Family Court Judge Cheryl Moss started accepting referrals last week from judges who hear criminal cases. Her late mother, Rena Nora, a psychiatrist, was the leader of a group that pushed for criminal diversion for those with gambling addictions for years.
“This is historic,” Moss told the Las Vegas Review-Journal last week. “This is big news, not only in Nevada but worldwide.”
Moss, who first instituted gambling assessments in family cases in 2001, plans to hold gamblers court in her courtroom in Las Vegas at least every other Friday.
Nevada first implemented specialty court programs in 1992 for people who face criminal charges that might have stemmed from other addictions, typically drugs or alcohol.
Instead of prison or probation, judges will be able to order intensive counseling for gambling addicts and retain oversight of their recovery. Advocates say it’s more cost-effective than incarceration and a proactive way to reduce the number of repeat offenses.
“I’ve always envisioned a gambling treatment court in the back of my mind,” Moss said.
A little over two years ago, Moss wrote an article for the UNLV Gaming Law Journal titled “Shuffling the Deck: The Role of the Courts in Problem Gambling Cases.”
It analyzed approaches to gambling diversion programs across the country.
“I believe that addressing problem gambling starts with awareness and educating the public,” she wrote. “In my career as a family court judge, awareness and educating the public are not possible without substantive knowledge and actual courtroom experience.”
Carol O’Hare, executive director of the Nevada Council on Problem Gambling, said her staff will help introduce defendants to resources and treatment options around Clark County.
“The best outcomes for problem gamblers are the result of a combination of clinical or therapeutic treatment as well as community or peer support,” O’Hare said. “We want to make sure that piece is something they can find for themselves.”
Chief District Judge Linda Bell decided to launch the specialty court after attending a working group created by Clark County District Attorney Steve Wolfson.

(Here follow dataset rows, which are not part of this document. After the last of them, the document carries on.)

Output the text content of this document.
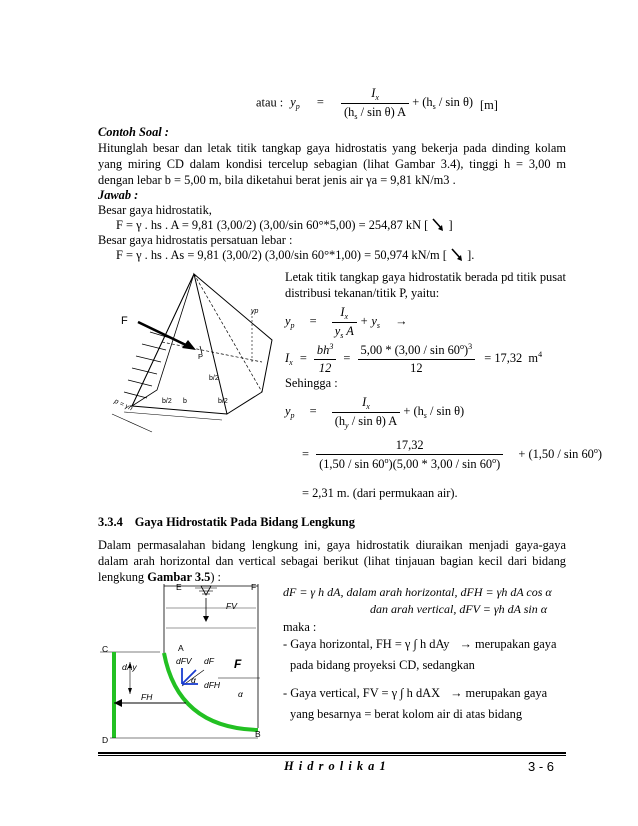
atau : $y_p = \frac{I_x}{(h_s / \sin \theta) A} + (h_s / \sin \theta)$ [m]
Contoh Soal :
Hitunglah besar dan letak titik tangkap gaya hidrostatis yang bekerja pada dinding kolam yang miring CD dalam kondisi tercelup sebagian (lihat Gambar 3.4), tinggi h = 3,00 m dengan lebar b = 5,00 m, bila diketahui berat jenis air γa = 9,81 kN/m3 .
Jawab :
Besar gaya hidrostatik,
F = γ . hs . A = 9,81 (3,00/2) (3,00/sin 60°*5,00) = 254,87 kN [ ]
Besar gaya hidrostatis persatuan lebar :
F = γ . hs . As = 9,81 (3,00/2) (3,00/sin 60°*1,00) = 50,974 kN/m [ ].
F
yp
P
b/2
b/2
b/2 b
p = γh
Letak titik tangkap gaya hidrostatik berada pd titik pusat distribusi tekanan/titik P, yaitu:
$y_p = \frac{I_x}{y_s A} + y_s$ →
$I_x = \frac{bh^3}{12} = \frac{5,00 * (3,00 / \sin 60^o)^3}{12} = 17,32$  $m^4$
Sehingga :
$y_p = \frac{I_x}{(h_y / \sin \theta) A} + (h_s / \sin \theta)$
= $\frac{17,32}{(1,50 / \sin 60^o)(5,00 * 3,00 / \sin 60^o)} + (1,50 / \sin 60^o)$
= 2,31 m. (dari permukaan air).
3.3.4 Gaya Hidrostatik Pada Bidang Lengkung
Dalam permasalahan bidang lengkung ini, gaya hidrostatik diuraikan menjadi gaya-gaya dalam arah horizontal dan vertical sebagai berikut (lihat tinjauan bagian kecil dari bidang lengkung Gambar 3.5) :
E	F
FV
C	A
dAy
dFV dF F
α dFH
FH	α
B
D
dF = γ h dA, dalam arah horizontal, dFH = γh dA cos α
dan arah vertical, dFV = γh dA sin α
maka :
- Gaya horizontal, FH = γ ∫ h dAy → merupakan gaya
pada bidang proyeksi CD, sedangkan
- Gaya vertical, FV = γ ∫ h dAX → merupakan gaya
yang besarnya = berat kolom air di atas bidang
H i d r o l i k a 1	3 - 6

The group includes lawyers, judges and experts in the gambling industry, addressing possible changes to the state’s gambling diversion law.
Earlier this year, the Las Vegas Review-Journal reported that Wolfson’s longtime aide, Audrie Locke, had allegedly stolen $42,000 from his campaign fund. She was not charged criminally and blamed the theft in part on financial troubles tied to her video poker addiction, for which she said she had sought treatment.
“I think we should have a gamblers court,” Wolfson said. “The establishment of a gamblers court is a good thing.”